Mark Poulton presented his dream career in a paper he wrote for a business class during his senior year at Rutgers: “How I Will Use My Degree in Marketing to Work for DC Comics.” Two decades later, Poulton CCAS’95 writes and draws comic books and graphic novels. He cocreated Koni Waves, a series about a female private detective in Hawaii; launched a children’s book series with a story-in-verse titled A Cat Named Haiku; and even worked on Savage Hawkman for none other than DC Comics.

“It was a long task to finally get there,” Poulton says. “Now, thanks to the internet, you can figure out what it takes to break into the industry. But back then, it was almost like a secret how to get into the comics business.”

Poulton was not yet 10 years old when he insisted that his mother buy him the GI Joe comic he’d spotted on a bookstore rack. Soon, he was spending much of his allowance on comic books. “I didn’t even realize people were making them,” says Poulton. “They were just something that appeared on the shelf. The realization that people got to make these for a living didn’t come to me until I got a little older.”

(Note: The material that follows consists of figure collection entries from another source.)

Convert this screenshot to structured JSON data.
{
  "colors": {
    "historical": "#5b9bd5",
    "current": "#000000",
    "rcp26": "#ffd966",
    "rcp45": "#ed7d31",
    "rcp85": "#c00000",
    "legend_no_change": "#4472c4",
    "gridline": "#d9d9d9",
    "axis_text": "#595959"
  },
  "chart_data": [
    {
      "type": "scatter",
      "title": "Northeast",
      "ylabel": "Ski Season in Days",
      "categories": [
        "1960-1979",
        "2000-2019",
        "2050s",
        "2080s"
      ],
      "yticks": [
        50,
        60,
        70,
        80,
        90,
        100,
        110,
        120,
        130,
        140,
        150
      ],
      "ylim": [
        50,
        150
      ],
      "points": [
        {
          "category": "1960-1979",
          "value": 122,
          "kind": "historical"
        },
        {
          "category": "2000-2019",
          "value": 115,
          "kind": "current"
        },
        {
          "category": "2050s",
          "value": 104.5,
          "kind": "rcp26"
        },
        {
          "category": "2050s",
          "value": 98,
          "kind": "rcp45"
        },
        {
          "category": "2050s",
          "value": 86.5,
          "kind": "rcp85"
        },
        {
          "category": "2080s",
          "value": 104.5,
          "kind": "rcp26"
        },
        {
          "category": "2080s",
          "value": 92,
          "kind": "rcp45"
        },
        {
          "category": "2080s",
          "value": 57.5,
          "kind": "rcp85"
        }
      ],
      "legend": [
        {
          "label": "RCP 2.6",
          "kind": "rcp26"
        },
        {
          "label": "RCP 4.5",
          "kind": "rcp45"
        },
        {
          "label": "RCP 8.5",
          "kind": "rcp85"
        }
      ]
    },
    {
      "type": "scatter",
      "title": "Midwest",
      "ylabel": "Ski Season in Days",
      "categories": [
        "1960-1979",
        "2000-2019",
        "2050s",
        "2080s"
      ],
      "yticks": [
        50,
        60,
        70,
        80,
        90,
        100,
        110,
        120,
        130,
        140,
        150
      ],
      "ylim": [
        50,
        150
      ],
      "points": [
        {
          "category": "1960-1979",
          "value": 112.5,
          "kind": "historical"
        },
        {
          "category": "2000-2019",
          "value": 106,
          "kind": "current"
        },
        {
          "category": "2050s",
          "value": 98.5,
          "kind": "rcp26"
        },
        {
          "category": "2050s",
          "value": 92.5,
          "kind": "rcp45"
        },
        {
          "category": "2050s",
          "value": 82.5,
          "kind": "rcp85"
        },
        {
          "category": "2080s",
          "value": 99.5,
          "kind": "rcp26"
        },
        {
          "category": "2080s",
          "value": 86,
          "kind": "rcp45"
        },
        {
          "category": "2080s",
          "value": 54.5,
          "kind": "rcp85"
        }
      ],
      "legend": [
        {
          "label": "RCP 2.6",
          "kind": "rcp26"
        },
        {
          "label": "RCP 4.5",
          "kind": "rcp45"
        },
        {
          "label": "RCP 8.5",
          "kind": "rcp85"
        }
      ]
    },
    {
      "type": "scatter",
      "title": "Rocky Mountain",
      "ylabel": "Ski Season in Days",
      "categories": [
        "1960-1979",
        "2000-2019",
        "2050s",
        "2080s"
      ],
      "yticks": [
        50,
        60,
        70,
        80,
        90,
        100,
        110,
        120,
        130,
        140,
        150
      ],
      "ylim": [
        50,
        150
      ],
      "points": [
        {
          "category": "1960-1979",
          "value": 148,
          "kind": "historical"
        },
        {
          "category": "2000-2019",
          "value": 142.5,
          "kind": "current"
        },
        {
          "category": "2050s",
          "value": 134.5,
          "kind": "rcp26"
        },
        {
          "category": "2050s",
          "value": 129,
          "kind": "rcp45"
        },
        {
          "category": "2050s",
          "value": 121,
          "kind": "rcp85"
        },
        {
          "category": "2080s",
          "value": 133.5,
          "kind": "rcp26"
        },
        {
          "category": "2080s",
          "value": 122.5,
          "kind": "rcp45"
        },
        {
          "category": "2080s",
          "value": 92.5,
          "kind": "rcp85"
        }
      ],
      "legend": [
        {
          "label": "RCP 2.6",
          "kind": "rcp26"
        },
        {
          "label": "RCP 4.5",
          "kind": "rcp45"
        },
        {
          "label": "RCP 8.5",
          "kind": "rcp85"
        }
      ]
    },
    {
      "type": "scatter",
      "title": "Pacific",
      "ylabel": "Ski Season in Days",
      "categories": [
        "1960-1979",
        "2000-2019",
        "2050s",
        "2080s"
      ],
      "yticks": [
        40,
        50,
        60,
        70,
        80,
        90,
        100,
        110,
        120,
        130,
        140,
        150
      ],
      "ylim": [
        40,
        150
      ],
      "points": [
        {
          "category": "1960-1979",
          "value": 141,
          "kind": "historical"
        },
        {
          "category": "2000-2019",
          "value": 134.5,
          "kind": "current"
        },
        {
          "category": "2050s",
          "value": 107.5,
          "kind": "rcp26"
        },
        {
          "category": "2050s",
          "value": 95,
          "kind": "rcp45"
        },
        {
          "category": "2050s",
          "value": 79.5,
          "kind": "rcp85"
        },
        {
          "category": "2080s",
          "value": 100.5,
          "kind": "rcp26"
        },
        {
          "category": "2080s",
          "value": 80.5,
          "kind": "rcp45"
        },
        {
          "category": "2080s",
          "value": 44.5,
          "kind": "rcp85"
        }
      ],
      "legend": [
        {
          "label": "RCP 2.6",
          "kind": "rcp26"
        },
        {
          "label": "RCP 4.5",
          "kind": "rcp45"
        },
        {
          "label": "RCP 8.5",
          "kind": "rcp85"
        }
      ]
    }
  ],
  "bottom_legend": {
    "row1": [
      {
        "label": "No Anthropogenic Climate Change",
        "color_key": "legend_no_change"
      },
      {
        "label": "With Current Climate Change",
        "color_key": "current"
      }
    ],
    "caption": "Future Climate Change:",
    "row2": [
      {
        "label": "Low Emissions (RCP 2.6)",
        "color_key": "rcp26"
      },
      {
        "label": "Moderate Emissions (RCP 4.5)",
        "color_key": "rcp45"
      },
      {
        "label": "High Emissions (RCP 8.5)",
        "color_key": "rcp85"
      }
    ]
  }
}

Although he has steady work in the industry, Poulton is still waiting for that elusive Walking Dead-style big break. He holds down a day job as a quality-control analyst for a mortgage company and pens his comic books at night, after his wife, Chrissy (Pelikoski) Poulton CCAS’00, is asleep.

And he’s trying to cultivate the next generation of fans, starting with his 3-year-old son, Chase. “Every now and then, he’ll make my day and climb up in bed with me and ask me to read him a comic book,” Poulton says. “He’s getting there.”